Alter ego; Aku dan Jema.

Jema:
'aku menguasaimu hampir sepenuhnya, bercerminlah kamu, lihat baik-baik refleksinya, domba yang kini berseringai serigala. Bagaimana jika aku tak hanya menguasai, tapi juga mengontrol kendali dan muncul ke permukaan? Sisi damaimu yang kukikis karena terlalu lama tenggelam dan kulumuti. Kamu begitu memaksakan dan banyak melakukan penekanan, terlalu terlambat untuk menjadi manusia yang beramah tamah dengan kamuflase di atas kamuflase. Tipe manusia yang gampang tergerus oleh pemikiran daripada realita yang jelas-jelas terjabarkan tanpa tinta. Antusiasmu, suatu saat akan jadi bumerang. Komitmenmu, suatu saat akan menjadi sampah. Ingatkah bahwa aku dan kamu bermasalah tentang dua hal itu? Atau kamu akan biarkan aku mencari celah untuk menjagalmu sampai kembali lagi, berpikiran terbalik?

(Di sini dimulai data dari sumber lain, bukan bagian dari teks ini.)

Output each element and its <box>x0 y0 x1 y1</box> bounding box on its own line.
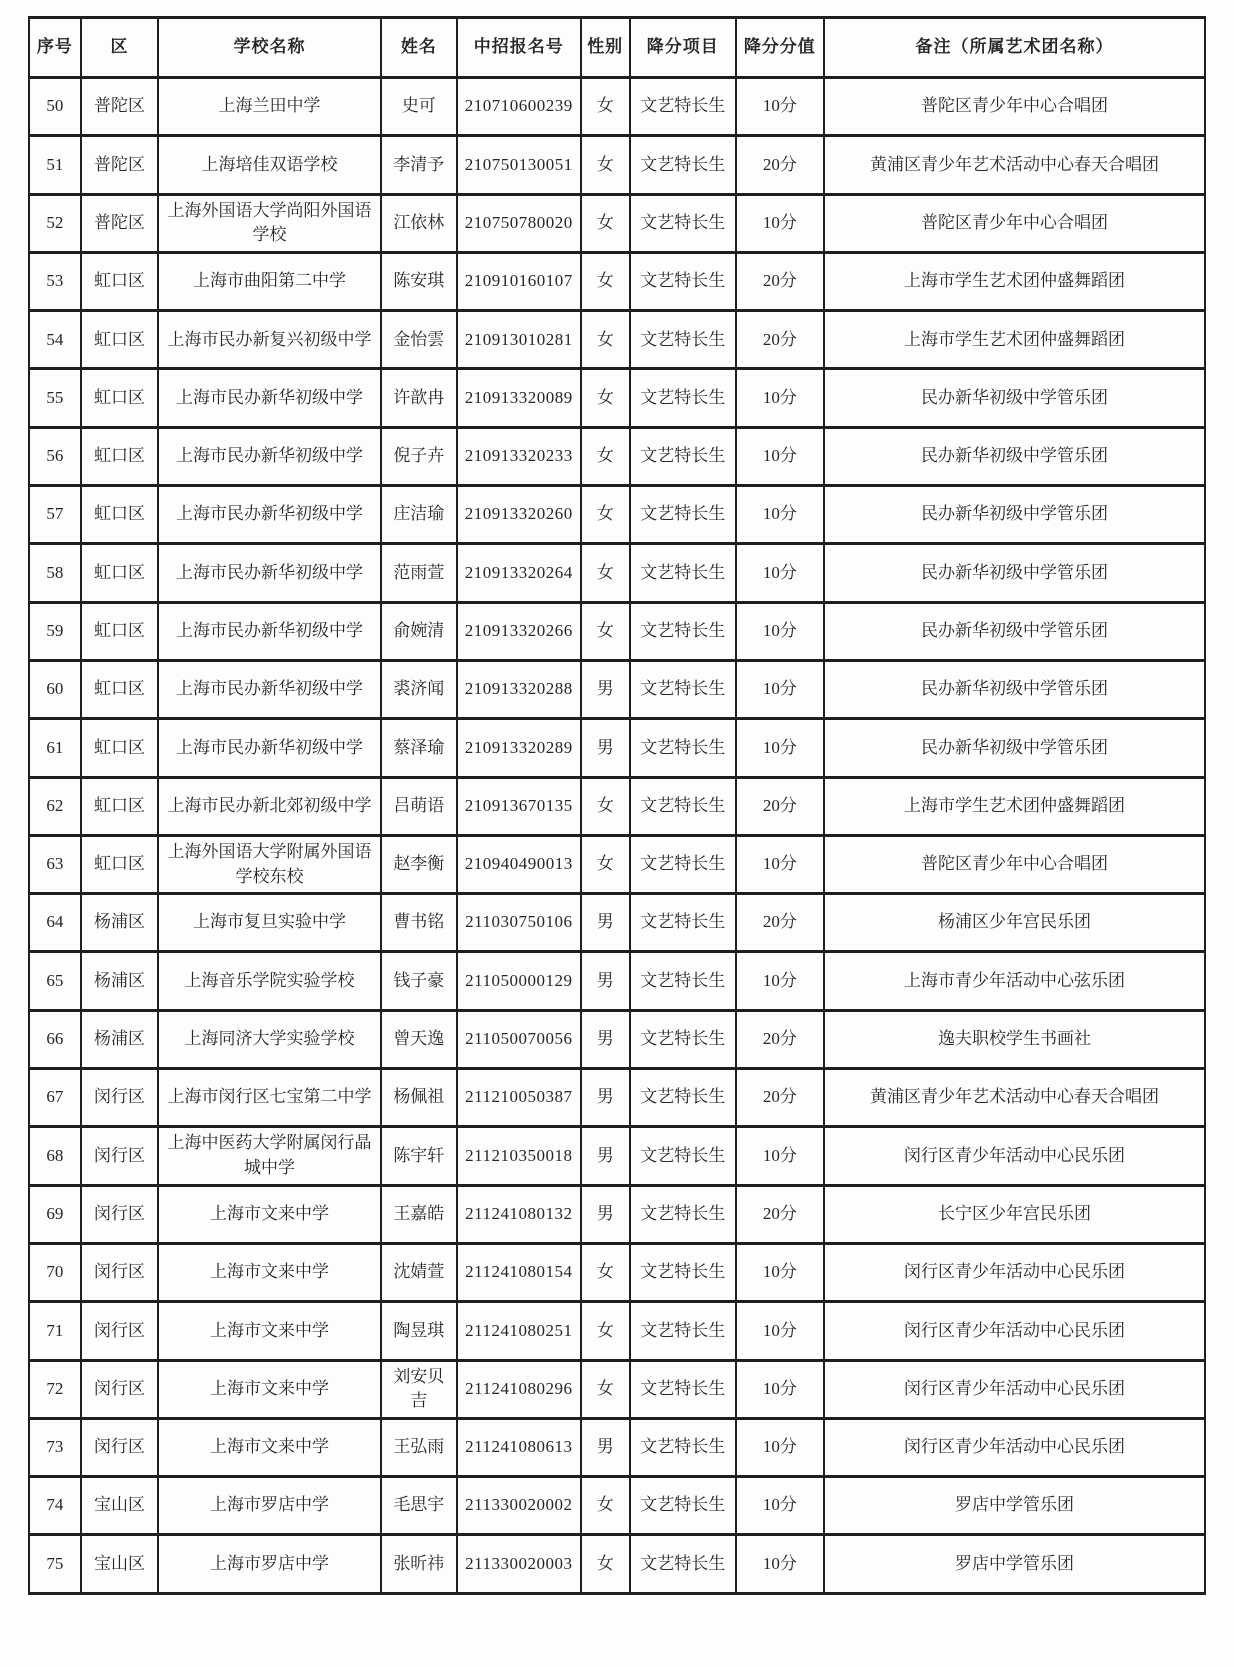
cell-district: 闵行区 <box>81 1069 159 1127</box>
cell-category: 文艺特长生 <box>630 835 736 893</box>
cell-remark: 黄浦区青少年艺术活动中心春天合唱团 <box>824 1069 1205 1127</box>
cell-student-name: 范雨萱 <box>381 544 457 602</box>
cell-points: 20分 <box>736 252 824 310</box>
cell-district: 虹口区 <box>81 777 159 835</box>
cell-registration-no: 211210350018 <box>457 1127 580 1185</box>
cell-registration-no: 210913320260 <box>457 486 580 544</box>
cell-school: 上海市文来中学 <box>158 1418 380 1476</box>
cell-index: 73 <box>29 1418 81 1476</box>
cell-index: 54 <box>29 311 81 369</box>
header-row <box>29 18 1205 78</box>
cell-points: 10分 <box>736 602 824 660</box>
cell-district: 杨浦区 <box>81 894 159 952</box>
student-admissions-table <box>28 16 1206 1595</box>
cell-index: 71 <box>29 1302 81 1360</box>
table-row <box>29 1535 1205 1593</box>
cell-index: 59 <box>29 602 81 660</box>
cell-district: 虹口区 <box>81 311 159 369</box>
cell-registration-no: 210913320264 <box>457 544 580 602</box>
cell-student-name: 李清予 <box>381 136 457 194</box>
cell-student-name: 刘安贝吉 <box>381 1360 457 1418</box>
table-row <box>29 369 1205 427</box>
cell-registration-no: 210710600239 <box>457 78 580 136</box>
cell-remark: 罗店中学管乐团 <box>824 1535 1205 1593</box>
table-row <box>29 835 1205 893</box>
cell-registration-no: 211330020003 <box>457 1535 580 1593</box>
cell-registration-no: 210913320288 <box>457 660 580 718</box>
cell-gender: 女 <box>581 252 630 310</box>
cell-category: 文艺特长生 <box>630 1127 736 1185</box>
cell-remark: 黄浦区青少年艺术活动中心春天合唱团 <box>824 136 1205 194</box>
cell-category: 文艺特长生 <box>630 252 736 310</box>
cell-gender: 女 <box>581 1360 630 1418</box>
cell-registration-no: 210940490013 <box>457 835 580 893</box>
column-header-points: 降分分值 <box>736 18 824 78</box>
cell-gender: 男 <box>581 1127 630 1185</box>
cell-gender: 男 <box>581 1185 630 1243</box>
cell-school: 上海音乐学院实验学校 <box>158 952 380 1010</box>
cell-index: 68 <box>29 1127 81 1185</box>
column-header-district: 区 <box>81 18 159 78</box>
cell-district: 普陀区 <box>81 194 159 252</box>
cell-registration-no: 211050000129 <box>457 952 580 1010</box>
cell-remark: 上海市学生艺术团仲盛舞蹈团 <box>824 252 1205 310</box>
cell-category: 文艺特长生 <box>630 602 736 660</box>
cell-remark: 民办新华初级中学管乐团 <box>824 544 1205 602</box>
table-row <box>29 427 1205 485</box>
cell-category: 文艺特长生 <box>630 427 736 485</box>
cell-district: 宝山区 <box>81 1477 159 1535</box>
cell-school: 上海市民办新华初级中学 <box>158 602 380 660</box>
column-header-school: 学校名称 <box>158 18 380 78</box>
cell-school: 上海市民办新华初级中学 <box>158 719 380 777</box>
cell-student-name: 史可 <box>381 78 457 136</box>
cell-remark: 民办新华初级中学管乐团 <box>824 660 1205 718</box>
cell-category: 文艺特长生 <box>630 311 736 369</box>
cell-registration-no: 211241080613 <box>457 1418 580 1476</box>
cell-student-name: 吕萌语 <box>381 777 457 835</box>
cell-index: 72 <box>29 1360 81 1418</box>
cell-district: 杨浦区 <box>81 1010 159 1068</box>
cell-category: 文艺特长生 <box>630 1010 736 1068</box>
table-row <box>29 1069 1205 1127</box>
cell-remark: 上海市学生艺术团仲盛舞蹈团 <box>824 311 1205 369</box>
cell-index: 60 <box>29 660 81 718</box>
cell-school: 上海市民办新复兴初级中学 <box>158 311 380 369</box>
cell-school: 上海外国语大学尚阳外国语学校 <box>158 194 380 252</box>
cell-index: 66 <box>29 1010 81 1068</box>
cell-category: 文艺特长生 <box>630 660 736 718</box>
cell-remark: 闵行区青少年活动中心民乐团 <box>824 1127 1205 1185</box>
table-row <box>29 1127 1205 1185</box>
cell-remark: 闵行区青少年活动中心民乐团 <box>824 1418 1205 1476</box>
cell-student-name: 钱子豪 <box>381 952 457 1010</box>
cell-points: 10分 <box>736 952 824 1010</box>
cell-gender: 女 <box>581 1535 630 1593</box>
table-row <box>29 719 1205 777</box>
cell-student-name: 江依林 <box>381 194 457 252</box>
table-row <box>29 1010 1205 1068</box>
cell-remark: 民办新华初级中学管乐团 <box>824 369 1205 427</box>
cell-points: 10分 <box>736 1477 824 1535</box>
cell-index: 65 <box>29 952 81 1010</box>
cell-registration-no: 210913320089 <box>457 369 580 427</box>
cell-remark: 民办新华初级中学管乐团 <box>824 486 1205 544</box>
cell-district: 闵行区 <box>81 1302 159 1360</box>
cell-district: 闵行区 <box>81 1243 159 1301</box>
cell-school: 上海市民办新华初级中学 <box>158 660 380 718</box>
cell-index: 56 <box>29 427 81 485</box>
cell-gender: 女 <box>581 777 630 835</box>
table-row <box>29 952 1205 1010</box>
cell-registration-no: 210750130051 <box>457 136 580 194</box>
cell-points: 10分 <box>736 835 824 893</box>
cell-index: 74 <box>29 1477 81 1535</box>
cell-index: 69 <box>29 1185 81 1243</box>
cell-points: 20分 <box>736 894 824 952</box>
cell-remark: 罗店中学管乐团 <box>824 1477 1205 1535</box>
cell-registration-no: 210910160107 <box>457 252 580 310</box>
cell-student-name: 金怡雲 <box>381 311 457 369</box>
cell-student-name: 毛思宇 <box>381 1477 457 1535</box>
cell-points: 10分 <box>736 486 824 544</box>
cell-registration-no: 210750780020 <box>457 194 580 252</box>
cell-registration-no: 211210050387 <box>457 1069 580 1127</box>
column-header-registration-no: 中招报名号 <box>457 18 580 78</box>
cell-remark: 闵行区青少年活动中心民乐团 <box>824 1360 1205 1418</box>
cell-student-name: 杨佩祖 <box>381 1069 457 1127</box>
cell-index: 64 <box>29 894 81 952</box>
cell-points: 10分 <box>736 1302 824 1360</box>
cell-index: 55 <box>29 369 81 427</box>
cell-district: 虹口区 <box>81 602 159 660</box>
cell-district: 杨浦区 <box>81 952 159 1010</box>
cell-registration-no: 211241080296 <box>457 1360 580 1418</box>
cell-category: 文艺特长生 <box>630 1185 736 1243</box>
cell-registration-no: 211050070056 <box>457 1010 580 1068</box>
cell-student-name: 蔡泽瑜 <box>381 719 457 777</box>
cell-student-name: 沈婧萱 <box>381 1243 457 1301</box>
cell-district: 虹口区 <box>81 660 159 718</box>
cell-registration-no: 211241080132 <box>457 1185 580 1243</box>
cell-category: 文艺特长生 <box>630 136 736 194</box>
table-row <box>29 1302 1205 1360</box>
cell-category: 文艺特长生 <box>630 1535 736 1593</box>
cell-district: 普陀区 <box>81 78 159 136</box>
cell-district: 虹口区 <box>81 252 159 310</box>
table-row <box>29 194 1205 252</box>
cell-index: 62 <box>29 777 81 835</box>
cell-points: 10分 <box>736 1127 824 1185</box>
cell-points: 10分 <box>736 660 824 718</box>
cell-student-name: 陈安琪 <box>381 252 457 310</box>
column-header-remark: 备注（所属艺术团名称） <box>824 18 1205 78</box>
cell-remark: 民办新华初级中学管乐团 <box>824 719 1205 777</box>
table-row <box>29 1477 1205 1535</box>
cell-category: 文艺特长生 <box>630 544 736 602</box>
cell-remark: 长宁区少年宫民乐团 <box>824 1185 1205 1243</box>
cell-student-name: 陶昱琪 <box>381 1302 457 1360</box>
table-row <box>29 136 1205 194</box>
cell-category: 文艺特长生 <box>630 719 736 777</box>
cell-district: 闵行区 <box>81 1185 159 1243</box>
cell-gender: 女 <box>581 1243 630 1301</box>
cell-points: 20分 <box>736 777 824 835</box>
cell-category: 文艺特长生 <box>630 1360 736 1418</box>
cell-district: 普陀区 <box>81 136 159 194</box>
cell-remark: 上海市青少年活动中心弦乐团 <box>824 952 1205 1010</box>
cell-points: 20分 <box>736 1010 824 1068</box>
cell-student-name: 陈宇轩 <box>381 1127 457 1185</box>
cell-points: 10分 <box>736 544 824 602</box>
column-header-index: 序号 <box>29 18 81 78</box>
cell-gender: 女 <box>581 194 630 252</box>
cell-index: 50 <box>29 78 81 136</box>
cell-gender: 男 <box>581 952 630 1010</box>
cell-district: 虹口区 <box>81 835 159 893</box>
cell-gender: 女 <box>581 427 630 485</box>
cell-district: 宝山区 <box>81 1535 159 1593</box>
cell-index: 57 <box>29 486 81 544</box>
cell-category: 文艺特长生 <box>630 1069 736 1127</box>
cell-registration-no: 210913320233 <box>457 427 580 485</box>
cell-gender: 男 <box>581 1010 630 1068</box>
cell-district: 闵行区 <box>81 1127 159 1185</box>
cell-points: 10分 <box>736 1243 824 1301</box>
cell-points: 10分 <box>736 194 824 252</box>
table-row <box>29 486 1205 544</box>
cell-school: 上海中医药大学附属闵行晶城中学 <box>158 1127 380 1185</box>
cell-student-name: 裘济闻 <box>381 660 457 718</box>
cell-category: 文艺特长生 <box>630 1477 736 1535</box>
cell-student-name: 赵李衡 <box>381 835 457 893</box>
table-row <box>29 1360 1205 1418</box>
cell-registration-no: 211241080154 <box>457 1243 580 1301</box>
cell-gender: 男 <box>581 719 630 777</box>
cell-school: 上海市民办新华初级中学 <box>158 486 380 544</box>
table-row <box>29 1418 1205 1476</box>
cell-category: 文艺特长生 <box>630 486 736 544</box>
cell-points: 20分 <box>736 1069 824 1127</box>
cell-gender: 男 <box>581 660 630 718</box>
cell-school: 上海市文来中学 <box>158 1243 380 1301</box>
cell-school: 上海市复旦实验中学 <box>158 894 380 952</box>
cell-student-name: 俞婉清 <box>381 602 457 660</box>
cell-gender: 男 <box>581 1418 630 1476</box>
cell-district: 闵行区 <box>81 1360 159 1418</box>
cell-registration-no: 211330020002 <box>457 1477 580 1535</box>
cell-school: 上海市闵行区七宝第二中学 <box>158 1069 380 1127</box>
cell-school: 上海市民办新华初级中学 <box>158 544 380 602</box>
cell-category: 文艺特长生 <box>630 369 736 427</box>
cell-index: 51 <box>29 136 81 194</box>
cell-category: 文艺特长生 <box>630 194 736 252</box>
cell-remark: 上海市学生艺术团仲盛舞蹈团 <box>824 777 1205 835</box>
cell-school: 上海市民办新北郊初级中学 <box>158 777 380 835</box>
cell-remark: 普陀区青少年中心合唱团 <box>824 835 1205 893</box>
cell-registration-no: 211241080251 <box>457 1302 580 1360</box>
cell-remark: 民办新华初级中学管乐团 <box>824 427 1205 485</box>
cell-points: 10分 <box>736 719 824 777</box>
cell-school: 上海市文来中学 <box>158 1185 380 1243</box>
cell-school: 上海市文来中学 <box>158 1360 380 1418</box>
cell-student-name: 曾天逸 <box>381 1010 457 1068</box>
cell-student-name: 庄洁瑜 <box>381 486 457 544</box>
cell-gender: 女 <box>581 369 630 427</box>
table-row <box>29 78 1205 136</box>
cell-gender: 女 <box>581 1477 630 1535</box>
cell-student-name: 张昕祎 <box>381 1535 457 1593</box>
cell-points: 10分 <box>736 1360 824 1418</box>
table-row <box>29 1185 1205 1243</box>
cell-gender: 女 <box>581 136 630 194</box>
cell-points: 10分 <box>736 78 824 136</box>
table-row <box>29 311 1205 369</box>
cell-gender: 女 <box>581 78 630 136</box>
cell-points: 20分 <box>736 311 824 369</box>
cell-index: 61 <box>29 719 81 777</box>
table-row <box>29 660 1205 718</box>
cell-district: 虹口区 <box>81 719 159 777</box>
cell-points: 10分 <box>736 1535 824 1593</box>
cell-student-name: 许歆冉 <box>381 369 457 427</box>
column-header-student-name: 姓名 <box>381 18 457 78</box>
cell-gender: 男 <box>581 1069 630 1127</box>
cell-district: 闵行区 <box>81 1418 159 1476</box>
cell-district: 虹口区 <box>81 369 159 427</box>
cell-student-name: 王嘉皓 <box>381 1185 457 1243</box>
cell-school: 上海市罗店中学 <box>158 1535 380 1593</box>
cell-index: 70 <box>29 1243 81 1301</box>
cell-district: 虹口区 <box>81 544 159 602</box>
cell-registration-no: 210913320266 <box>457 602 580 660</box>
table-body <box>29 78 1205 1594</box>
cell-school: 上海市曲阳第二中学 <box>158 252 380 310</box>
cell-gender: 女 <box>581 544 630 602</box>
cell-remark: 闵行区青少年活动中心民乐团 <box>824 1243 1205 1301</box>
cell-school: 上海同济大学实验学校 <box>158 1010 380 1068</box>
cell-school: 上海市文来中学 <box>158 1302 380 1360</box>
cell-remark: 普陀区青少年中心合唱团 <box>824 78 1205 136</box>
cell-gender: 女 <box>581 1302 630 1360</box>
cell-registration-no: 211030750106 <box>457 894 580 952</box>
cell-registration-no: 210913320289 <box>457 719 580 777</box>
cell-school: 上海市罗店中学 <box>158 1477 380 1535</box>
cell-category: 文艺特长生 <box>630 1302 736 1360</box>
cell-index: 75 <box>29 1535 81 1593</box>
cell-registration-no: 210913010281 <box>457 311 580 369</box>
cell-remark: 普陀区青少年中心合唱团 <box>824 194 1205 252</box>
cell-gender: 女 <box>581 602 630 660</box>
cell-index: 67 <box>29 1069 81 1127</box>
cell-index: 52 <box>29 194 81 252</box>
cell-points: 20分 <box>736 136 824 194</box>
cell-points: 10分 <box>736 427 824 485</box>
cell-category: 文艺特长生 <box>630 894 736 952</box>
table-row <box>29 544 1205 602</box>
cell-school: 上海市民办新华初级中学 <box>158 369 380 427</box>
cell-index: 58 <box>29 544 81 602</box>
cell-gender: 女 <box>581 311 630 369</box>
cell-remark: 逸夫职校学生书画社 <box>824 1010 1205 1068</box>
cell-category: 文艺特长生 <box>630 1243 736 1301</box>
cell-remark: 闵行区青少年活动中心民乐团 <box>824 1302 1205 1360</box>
cell-gender: 男 <box>581 894 630 952</box>
cell-category: 文艺特长生 <box>630 952 736 1010</box>
cell-gender: 女 <box>581 835 630 893</box>
cell-index: 53 <box>29 252 81 310</box>
cell-category: 文艺特长生 <box>630 78 736 136</box>
cell-registration-no: 210913670135 <box>457 777 580 835</box>
cell-remark: 杨浦区少年宫民乐团 <box>824 894 1205 952</box>
cell-gender: 女 <box>581 486 630 544</box>
table-row <box>29 252 1205 310</box>
table-row <box>29 894 1205 952</box>
cell-district: 虹口区 <box>81 486 159 544</box>
cell-points: 10分 <box>736 1418 824 1476</box>
cell-points: 20分 <box>736 1185 824 1243</box>
cell-student-name: 曹书铭 <box>381 894 457 952</box>
cell-student-name: 倪子卉 <box>381 427 457 485</box>
cell-school: 上海市民办新华初级中学 <box>158 427 380 485</box>
cell-school: 上海兰田中学 <box>158 78 380 136</box>
cell-category: 文艺特长生 <box>630 1418 736 1476</box>
table-header <box>29 18 1205 78</box>
cell-district: 虹口区 <box>81 427 159 485</box>
cell-index: 63 <box>29 835 81 893</box>
cell-student-name: 王弘雨 <box>381 1418 457 1476</box>
table-row <box>29 602 1205 660</box>
column-header-gender: 性别 <box>581 18 630 78</box>
cell-category: 文艺特长生 <box>630 777 736 835</box>
cell-school: 上海培佳双语学校 <box>158 136 380 194</box>
cell-school: 上海外国语大学附属外国语学校东校 <box>158 835 380 893</box>
cell-points: 10分 <box>736 369 824 427</box>
cell-remark: 民办新华初级中学管乐团 <box>824 602 1205 660</box>
column-header-category: 降分项目 <box>630 18 736 78</box>
table-row <box>29 777 1205 835</box>
table-row <box>29 1243 1205 1301</box>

Otakmu kini hanya onggokan volume di garis nol.'

Hai Jema:
'kesukaan anda memang memvonis, seolah tak ada rentang antara pembelaan kosong dengan kenyataan. Anda terlalu serius saya rasa, berfilosofi 'bukan kritik jika tak pedas, bukan protes jika tak menyudutkan'. Saya tahu, inti dari per-panjang-lebar-an anda adalah bahwa saya mencoba ber-naif dan me-naif-kan diri dengan bermain dengan pemikiran berpola, komitmen yang rapi dan berstruktur yang menurut anda harus di narasi-kan. Atau anda ingin mencoba menjadi naratornya, saya rasa? Bukannya saya ingin menjadi manusia yang sok menjadi pahlawan kesiangan dan menutup mata dengan kamuflase yang ber-kamuflase. Jika tahu, saya akan diam, jika tidak tahu pun saya akan mencari tahu juga dalam diam. Biarkan mereka yang menjerat mengira domba ini akan tenang mengikuti arah angin yang membawakan bau rumput, karena di balik bulu-bulu halus ini sepasang mata pemangsa tetap mengintai. Tapi mungkin anda ada benarnya juga bahwa ke-antusias-an saya akan menjadi bumerang satu waktu nanti. Mungkin akan menikam dari belakang, saya rasa?
Dan jika saya kembali pada semula, berpikir secara terbalik, bagaimana saya bisa menciptakan permainan apik dengan cara yang cantik? Hei, saya kan tumbuh terus! Ke-labil-an jiwa saya menjadi kenikmatan tersendiri dan akan terus bermetamorfosis, saya rasa. Dan anda selalu dan terlalu mem-(nyudutkan)-protes tentang komitmen saya, yang menurut anda terlalu masuk akal!